When we meet Alice (Emily Beecham), a single mother and bio-engineer devoted to her work in the effectively creepy indie Little Joe, she's busy propagating a plant whose smell will make all interested smellers happy. So far so plausible: Tampering with nature in the name of the public good — or because we can — is all the rage in life and in movies. Around Alice, apparently normal workplace stuff is going on. A pompous boss (David Wilmot) asserts his authority just because. An ostentatiously diplomatic young assistant with big hair (Phénix Brossard) lurks. A seemingly timid older worker, Bella (played by the terrific New Zealand actress Kerry Fox, who's most famous for her role as Janet Frame in Jane Campion's An Angel at My Table), brings her beloved dog Bello to work. For now, the only irritant in Alice's workaholic routine is the crush her colleague Chris (Ben Whishaw) nurses on her. She swats him away and comes to work in stiff shirts buttoned to the neck.

But Austrian director Jessica Hausner (Lourdes, Amour Fou) is a sly one with signaling. She wants you to notice Alice's coiffure, which looks like an inverted bronze buttercup and doesn't move much when she does. The flowers blooming nicely in the lab, whose clinical pastels deepen at critical plot points into livid reds and purples, look shiny and hyper-real and emit a crimson pollen that makes people sneeze, and more. A jarring whine buzzes on the soundtrack like a chorus of electronic crickets, cunningly blended with a soothing flute from Japanese composer Teiji Ito. Workers move about slowly in their crisp, mint-green lab coats, murmuring to one another in incrementally menacing undertones.

Zombie time? Not exactly: Multiple possible realities seethe on and below the surface of Alice's everyday world, and like all the best Alices on page and screen, this one is about to fall down a deep rabbit hole. In fact, though she energetically suppresses a vague unease she speaks of only to her forbearing therapist (Lindsay Duncan), Alice is already on a slow but steady slide downhill.

A single parent, Alice is torn between her devotion to her cherubic adolescent son Joe (Kit Connor) and her need for time to perfect the cultivation of a plant that will oblige with perfume so long as its owners nurture it as they would a child. Flouting lab rules, she brings a bright red new plant home for Joe to care for, naming it Little Joe. That makes two little Joes to worry about, and on one level Alice's inner conflict echoes that of a multi-tasking young widow and single mom whose home is invaded by a monster in Jennifer Kent's domestic horror movie The Babadook.

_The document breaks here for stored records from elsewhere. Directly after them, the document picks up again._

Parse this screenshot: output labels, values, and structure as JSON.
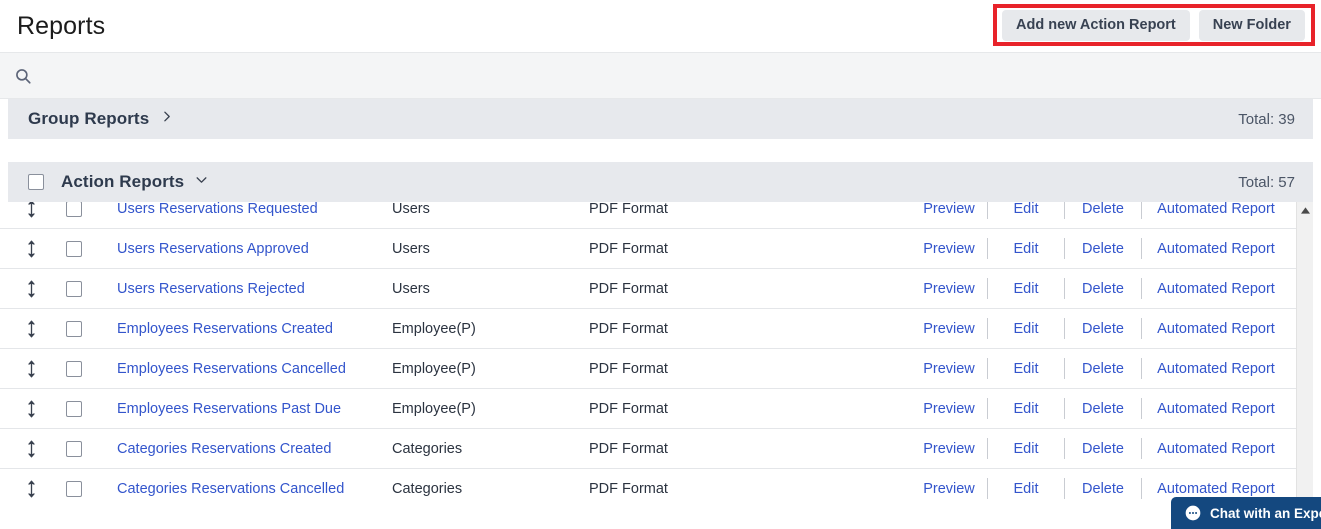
{
  "header": {
    "title": "Reports",
    "add_report_label": "Add new Action Report",
    "new_folder_label": "New Folder",
    "highlight_color": "#e8232a"
  },
  "search": {
    "icon": "search-icon",
    "value": "",
    "placeholder": ""
  },
  "sections": [
    {
      "title": "Group Reports",
      "chevron": "chevron-right-icon",
      "total_label": "Total: 39",
      "has_checkbox": false,
      "expanded": false
    },
    {
      "title": "Action Reports",
      "chevron": "chevron-down-icon",
      "total_label": "Total: 57",
      "has_checkbox": true,
      "expanded": true
    }
  ],
  "table": {
    "actions": {
      "preview": "Preview",
      "edit": "Edit",
      "delete": "Delete",
      "automated": "Automated Report"
    },
    "rows": [
      {
        "name": "Users Reservations Requested",
        "type": "Users",
        "format": "PDF Format"
      },
      {
        "name": "Users Reservations Approved",
        "type": "Users",
        "format": "PDF Format"
      },
      {
        "name": "Users Reservations Rejected",
        "type": "Users",
        "format": "PDF Format"
      },
      {
        "name": "Employees Reservations Created",
        "type": "Employee(P)",
        "format": "PDF Format"
      },
      {
        "name": "Employees Reservations Cancelled",
        "type": "Employee(P)",
        "format": "PDF Format"
      },
      {
        "name": "Employees Reservations Past Due",
        "type": "Employee(P)",
        "format": "PDF Format"
      },
      {
        "name": "Categories Reservations Created",
        "type": "Categories",
        "format": "PDF Format"
      },
      {
        "name": "Categories Reservations Cancelled",
        "type": "Categories",
        "format": "PDF Format"
      }
    ]
  },
  "chat": {
    "label": "Chat with an Expert",
    "icon": "chat-bubble-icon",
    "color": "#14487f"
  },
  "colors": {
    "link": "#3355cc",
    "section_bar": "#e7e9ed",
    "button_bg": "#e7e9ec",
    "search_bg": "#f4f5f6"
  }
}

As in The Babadook, the question before us is whether a mother's growing doubt and distress are the result of her inner conflict or of the increasingly aggressive behavior of her plants? Does that shirt Joe is wearing have a bull's-eye target in the chest area, or is it just an innocent tie-dye? Are her son's growing distance and passive resistance just the normal struggles for autonomy of an incipient teenager, a subtle bad seed, or a smart kid who knows his mother better than she does? To add to Alice's troubles, her male colleagues start to gang up on her and on Bella, whose history of mental illness they cunningly exploit.

Like many heavily designed films that speak from a conceptual great height, Little Joe allows us only a narrow field of emotional engagement moving between discomfort to dread with a side of mordant comedy. But that leaves us free to toggle between a fairy tale of the Grimm variety and a hyper-realist story of science, nature and the contemporary female psyche. Is the Viennese director calling our attention to what Freud called our everyday miseries, with all our attendant strategies of denial and hysteria? Or, as the flowering and fizzing red plant now sitting innocently in her therapist's hallway hints, have the gung-ho scientists been defeated by the imperatives of nature?

"We only ever find what we're looking for," a wised-up Bella tries to warn Alice. Whether or not she heeds that advice, in the end our heroine makes a choice, or a "choice," that everyone seems happy with. At the end of Little Joe Hausner slips in an audacious validation of women's ambition that's sure to ruffle feathers both male and female. Whichever malign source of her anguish you chose to take on board at the outset of this clever thriller, Alice doesn't live there any more.